Alarm, Denial, Blame: The Pro-Trump Media’s Coronavirus Distortion – By Jeremy W. Peters (The New York Times) / April 2 2020
On Feb. 27, two days after the first reported case of the coronavirus spreading inside a community in the United States, Candace Owens was underwhelmed. “Now we’re all going to die from Coronavirus,” she wrote sarcastically to her 2 million Twitter followers, blaming a “doomsday cult” of liberal paranoia for the growing anxiety over the outbreak.
One month later, on the day the United States reached the grim milestone of having more documented coronavirus cases than anywhere in the world, Owens — a conservative commentator whom President Donald Trump has called “a real star” — was back at it, offering what she said was “a little perspective” on the 1,000 American deaths so far. “The 2009 swine flu infected 1.4 Billion people around the world, and killed 575,000 people,” she wrote. “There was no media panic, and societies did not shut down.”
In the weeks leading up to the escalation of the coronavirus pandemic in the United States, tens of millions of Americans who get their information from media personalities like Owens heard that this once-in-a-lifetime global health crisis was actually downright ordinary.
The president’s backers sometimes seemed to take their cues from him. On Feb. 26, the day before Owens was a guest at the White House for an African American History Month reception, Trump denied it would spread further. “I don’t think it’s inevitable,” he said.

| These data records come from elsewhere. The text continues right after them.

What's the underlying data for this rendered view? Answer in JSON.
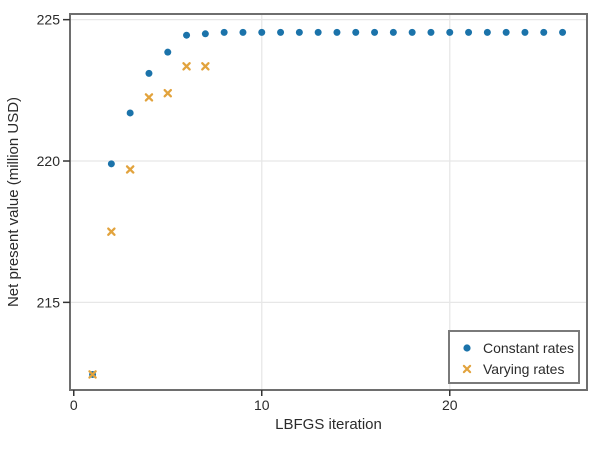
{
  "chart_data": {
    "type": "scatter",
    "title": "",
    "xlabel": "LBFGS iteration",
    "ylabel": "Net present value (million USD)",
    "xticks": [
      0,
      10,
      20
    ],
    "yticks": [
      215,
      220,
      225
    ],
    "xgrid": [
      10,
      20
    ],
    "ygrid": [
      215,
      220,
      225
    ],
    "xlim": [
      -0.2,
      27.3
    ],
    "ylim": [
      211.9,
      225.2
    ],
    "grid": true,
    "legend_position": "lower right",
    "series": [
      {
        "name": "Constant rates",
        "marker": "circle",
        "color": "#1b73aa",
        "x": [
          1,
          2,
          3,
          4,
          5,
          6,
          7,
          8,
          9,
          10,
          11,
          12,
          13,
          14,
          15,
          16,
          17,
          18,
          19,
          20,
          21,
          22,
          23,
          24,
          25,
          26
        ],
        "y": [
          212.45,
          219.9,
          221.7,
          223.1,
          223.85,
          224.45,
          224.5,
          224.55,
          224.55,
          224.55,
          224.55,
          224.55,
          224.55,
          224.55,
          224.55,
          224.55,
          224.55,
          224.55,
          224.55,
          224.55,
          224.55,
          224.55,
          224.55,
          224.55,
          224.55,
          224.55
        ]
      },
      {
        "name": "Varying rates",
        "marker": "x",
        "color": "#e2a33d",
        "x": [
          1,
          2,
          3,
          4,
          5,
          6,
          7
        ],
        "y": [
          212.45,
          217.5,
          219.7,
          222.25,
          222.4,
          223.35,
          223.35
        ]
      }
    ]
  },
  "colors": {
    "background": "#ffffff",
    "spine": "#6e6e6e",
    "grid": "#e7e7e7",
    "tick": "#333333",
    "text": "#2b2b2b",
    "legend_border": "#7a7a7a",
    "series_blue": "#1b73aa",
    "series_orange": "#e2a33d"
  }
}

At other times, the president echoed right-wing media stars. When he declared at a campaign rally two days later that criticism of his halting response was a “new hoax,” commentators like Laura Ingraham of Fox News had already been accusing his opponents of exploiting the crisis. “A coronavirus,” she said on Feb. 25, “that’s a new pathway for hitting President Trump.” And when he falsely asserted that he had treated the outbreak as a pandemic all along, Fox hosts like Sean Hannity backed him up, saying that Trump’s decision to restrict travel from China and Europe would “go down as the single most consequential decision in history.”
A review of hundreds of hours of programming and social media traffic from Jan. 1 through mid-March — when the White House started urging people to stay home and limit their exposure to others — shows that doubt, cynicism and misinformation about the virus took root among many of Trump’s boosters in the right-wing media as the number of confirmed cases in the United States grew.

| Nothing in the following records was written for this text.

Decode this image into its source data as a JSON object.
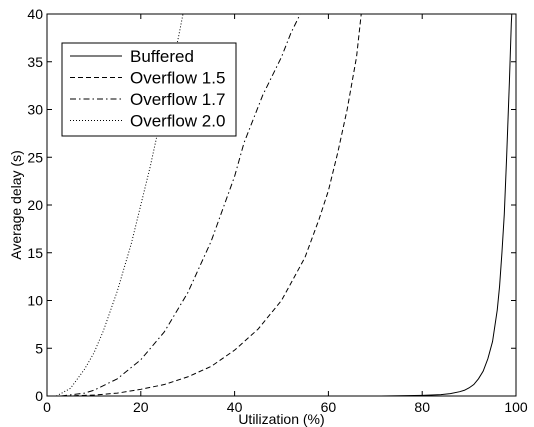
{
  "chart_data": {
    "type": "line",
    "title": "",
    "xlabel": "Utilization (%)",
    "ylabel": "Average delay (s)",
    "xlim": [
      0,
      100
    ],
    "ylim": [
      0,
      40
    ],
    "xticks": [
      0,
      20,
      40,
      60,
      80,
      100
    ],
    "yticks": [
      0,
      5,
      10,
      15,
      20,
      25,
      30,
      35,
      40
    ],
    "xtick_labels": [
      "0",
      "20",
      "40",
      "60",
      "80",
      "100"
    ],
    "ytick_labels": [
      "0",
      "5",
      "10",
      "15",
      "20",
      "25",
      "30",
      "35",
      "40"
    ],
    "grid": false,
    "legend_position": "top-left",
    "series": [
      {
        "name": "Buffered",
        "style": "solid",
        "x": [
          0,
          40,
          60,
          70,
          75,
          80,
          82,
          84,
          86,
          88,
          89,
          90,
          91,
          92,
          93,
          94,
          95,
          96,
          96.5,
          97,
          97.5,
          98,
          98.3,
          98.6,
          98.8,
          99,
          99.1
        ],
        "y": [
          0,
          0,
          0,
          0,
          0.02,
          0.07,
          0.1,
          0.15,
          0.25,
          0.45,
          0.6,
          0.85,
          1.2,
          1.8,
          2.6,
          3.9,
          5.7,
          9,
          11.5,
          15,
          19,
          25,
          29,
          33,
          36,
          39,
          40
        ]
      },
      {
        "name": "Overflow 1.5",
        "style": "dashed",
        "x": [
          4,
          10,
          15,
          20,
          25,
          30,
          35,
          40,
          45,
          50,
          55,
          58,
          60,
          62,
          64,
          66,
          67
        ],
        "y": [
          0,
          0.1,
          0.3,
          0.7,
          1.2,
          2,
          3.1,
          4.8,
          7,
          10,
          14.5,
          18.5,
          21.5,
          25.5,
          30,
          35.5,
          40
        ]
      },
      {
        "name": "Overflow 1.7",
        "style": "dashdot",
        "x": [
          3,
          8,
          10,
          15,
          20,
          25,
          30,
          35,
          40,
          42,
          44,
          46,
          48,
          50,
          52,
          54
        ],
        "y": [
          0,
          0.3,
          0.6,
          1.8,
          3.8,
          6.7,
          10.8,
          16.2,
          23,
          26.5,
          29,
          31.5,
          33.5,
          35.5,
          38,
          40
        ]
      },
      {
        "name": "Overflow 2.0",
        "style": "dotted",
        "x": [
          2,
          5,
          8,
          10,
          12,
          15,
          18,
          20,
          22,
          24,
          26,
          28,
          29
        ],
        "y": [
          0,
          0.8,
          2.8,
          4.5,
          6.8,
          11,
          16,
          20,
          24,
          28.5,
          33,
          37.5,
          40
        ]
      }
    ]
  }
}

It was during this lull — before the human and economic toll became undeniable — when the story of the coronavirus among the president’s most stalwart defenders evolved into the kind of us-versus-them clash that Trump has waged for much of his life.

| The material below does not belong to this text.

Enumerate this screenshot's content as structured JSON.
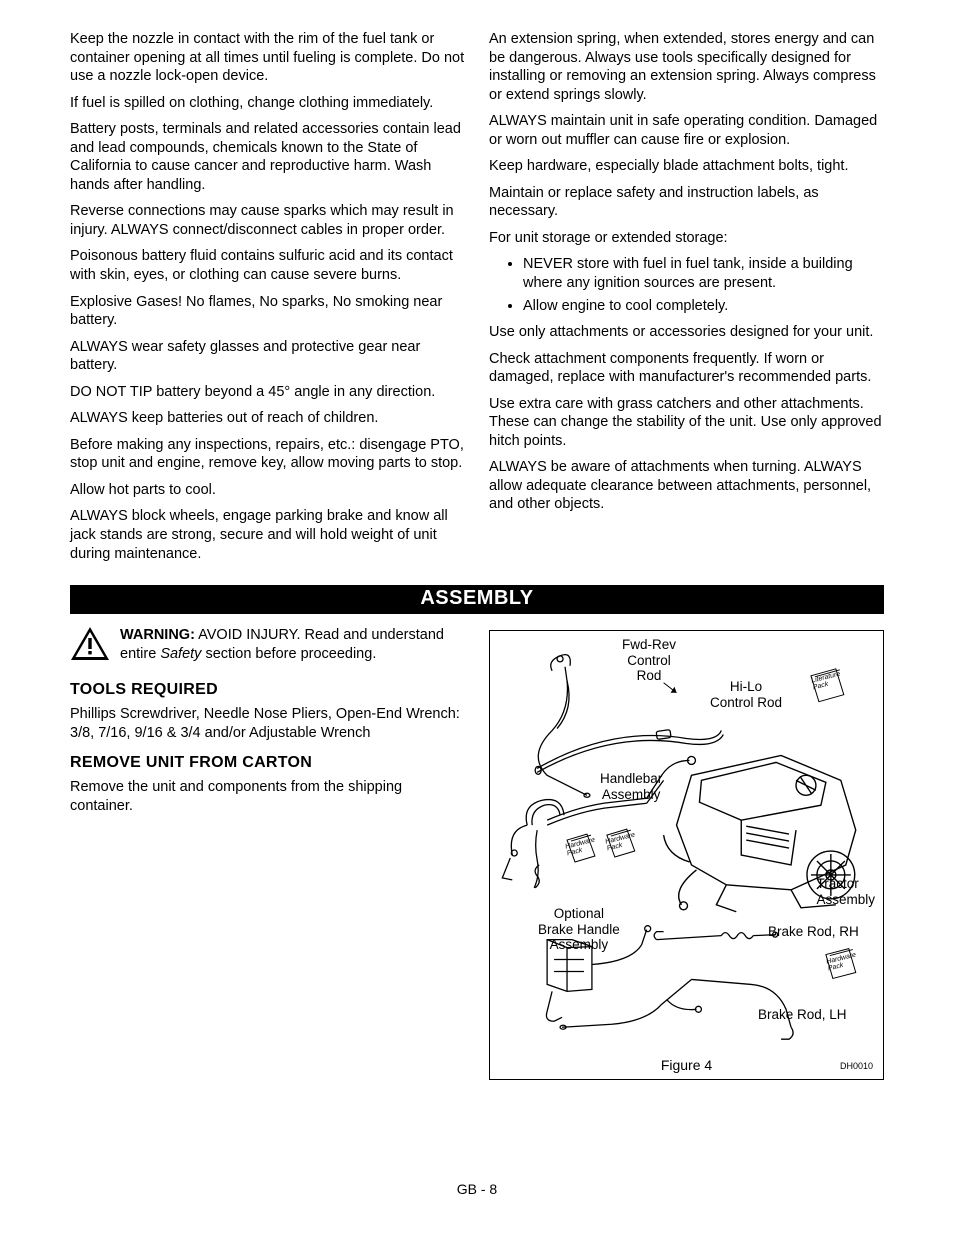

Now, with the nation’s economic and physical health in clear peril, Trump and many of his allies on the airwaves and online are blaming familiar enemies in the Democratic Party and the news media.
The pervasiveness of the denial among many of Trump’s followers from early in the outbreak, and their sharp pivot to finding fault with an old foe once the crisis deepened, is a pattern that one expert in the spread of misinformation said resembled a textbook propaganda campaign.